Таинственные аллеи, которые ведут к каждому человеческому существу и в глубине которых каждый вечер, быть может, заходит неподозреваемое солнце радости или печали, влекли его к себе. Каждое лицо, о котором он думал, сейчас же становилось непреодолимо милым; он прошел всеми теми улицами, на которых мог надеяться встретить кого-нибудь из них, и если бы его предвидение сбылось, – он, не боясь, подошел бы к незнакомому или просто безразличному ему человеку. Декорация, поставленная слишком близко, упала, и вдали жизнь встала перед ним во всем очаровании своей новизны и тайны, привлекая его к себе. Но горькое сознание того, что это был только мираж или действительность одного вечера, повергло его в отчаяние. Он страдал лишь оттого, что не мог немедленно достичь всех тех прекрасных ландшафтов, что были расположены в бесконечности, далеко от него.
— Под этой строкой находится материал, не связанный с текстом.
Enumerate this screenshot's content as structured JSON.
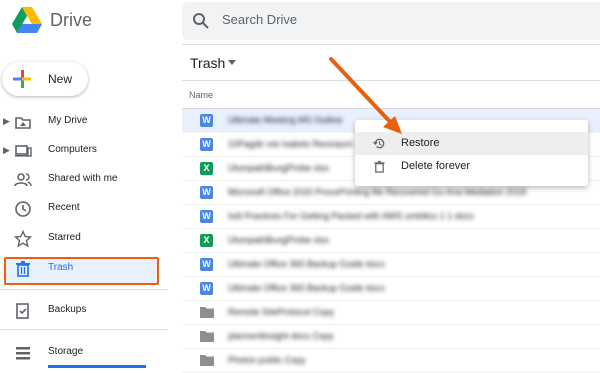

И вдруг его поразил звук собственного голоса, грубоватого и резкого, который вот уже четверть часа повторял: «Жизнь печальна, какой идиотизм!» (Это последнее слово подчеркивал сухой жест правой руки, и он заметил неожиданно резкое движение своей трости.) Он с грустью подумал, что эти машинальные слова были очень банальной передачей видений, которые, быть может, были непередаваемы.
«Увы! Только интенсивность моей радости или моей печали возросла во сто крат, а интеллектуальный повествователь остается все тем же. Мое счастье – нервное, личное, непередаваемое другим, и, если бы я стал писать в этот момент, мой стиль отличался бы теми же достоинствами и теми же недостатками. Увы, был бы таким же посредственным, как и всегда». Но блаженное состояние, в котором он пребывал, не позволяло ему думать об этом дольше и немедленно даровало ему высшее утешение – забвение. Он вышел на бульвар. Проходили люди, которым он отдавал свою симпатию, уверенный в том, что она взаимна. Он чувствовал себя великолепным средоточием их внимания; он распахнул пальто, чтобы они видели белизну манишки его фрака и красную гвоздику в петлице. Таким являл он себя восхищению прохожих и нежности, сладостно его с ними соединявшей.